Dangerously MisLeading: How some companies drive more pipeline without inbound SDRs

This guide has a provocative title. But unlike the clickbait so many marketing organizations traffic in, this idea is real. It has passed through the annealing fires of dozens of tests involving millions in pipeline and emerged—to the surprise of many— even stronger.

It’s an inconvenient idea, the idea that inbound SDRs may not be necessary to drive meetings. They are intrinsic to the mode of inside sales practiced by tens of thousands of businesses, and millions of reps are employed throughout the country. But, it’s a sticky concept. Once you truly consider it, you may find it difficult to unthink.
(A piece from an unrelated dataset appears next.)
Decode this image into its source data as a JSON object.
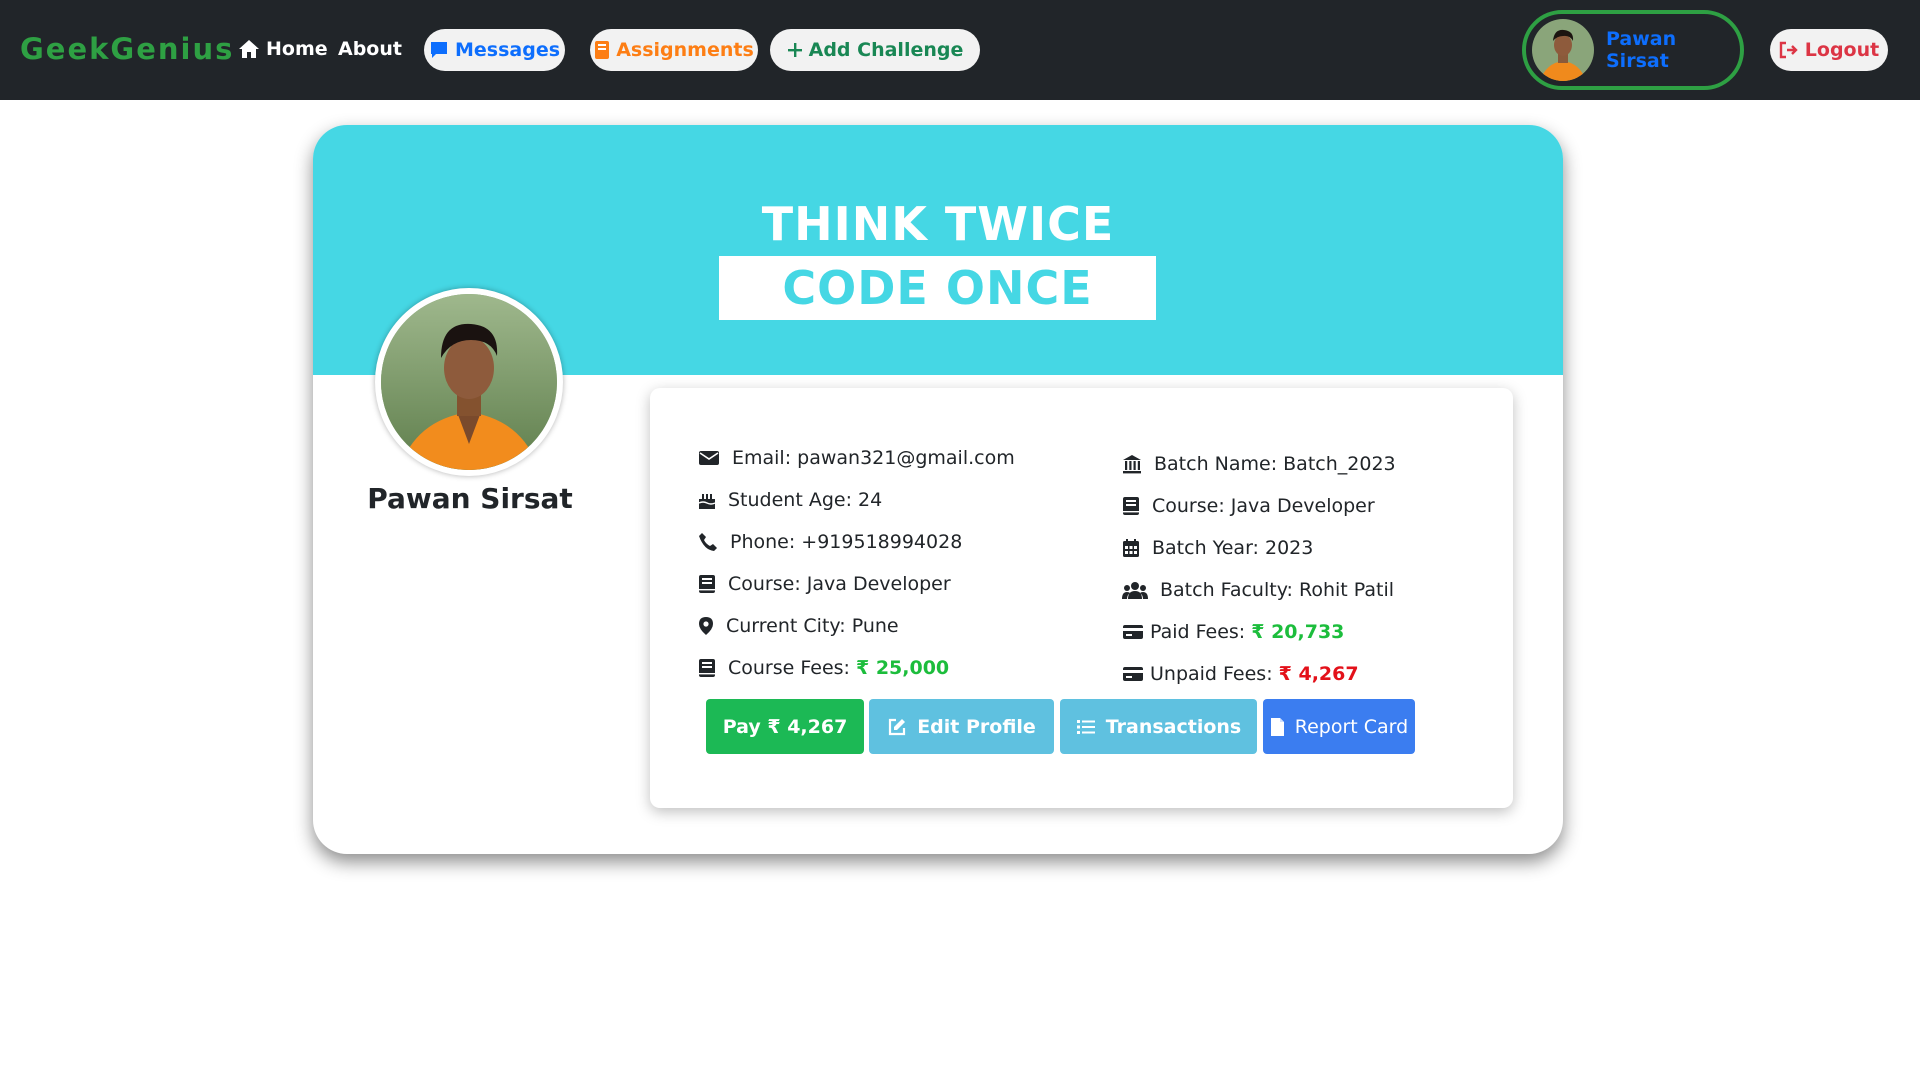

I’ve arrived at this conclusion by pursuing a slightly unrelated question: What sort of unnecessary procedural baggage do we carry with us from job to job? I can recall a time early in my career when I did what I was told because I assumed that because everyone did it that way, it must be right. How could so many people be wrong? I, like many, carried what I learned at one company to another, assuming that what worked at one place would work at another.

But these are among the most fundamental of cognitive errors. Just because something is done by successful people or organizations doesn’t mean it’s contributing to their success. What if they’re successful despite it?

At my last company, I bucked the trend and with the help of software, rebuilt our company’s an inside sales role and found we actually delivered more pipeline. For reasons this guide will explain, we were not an anomaly.

Now is a time for ideas like this. No business can afford to carry unnecessary procedural baggage into the new decade—especially if like the topic at hand, it’s actively harmful to the bottom line.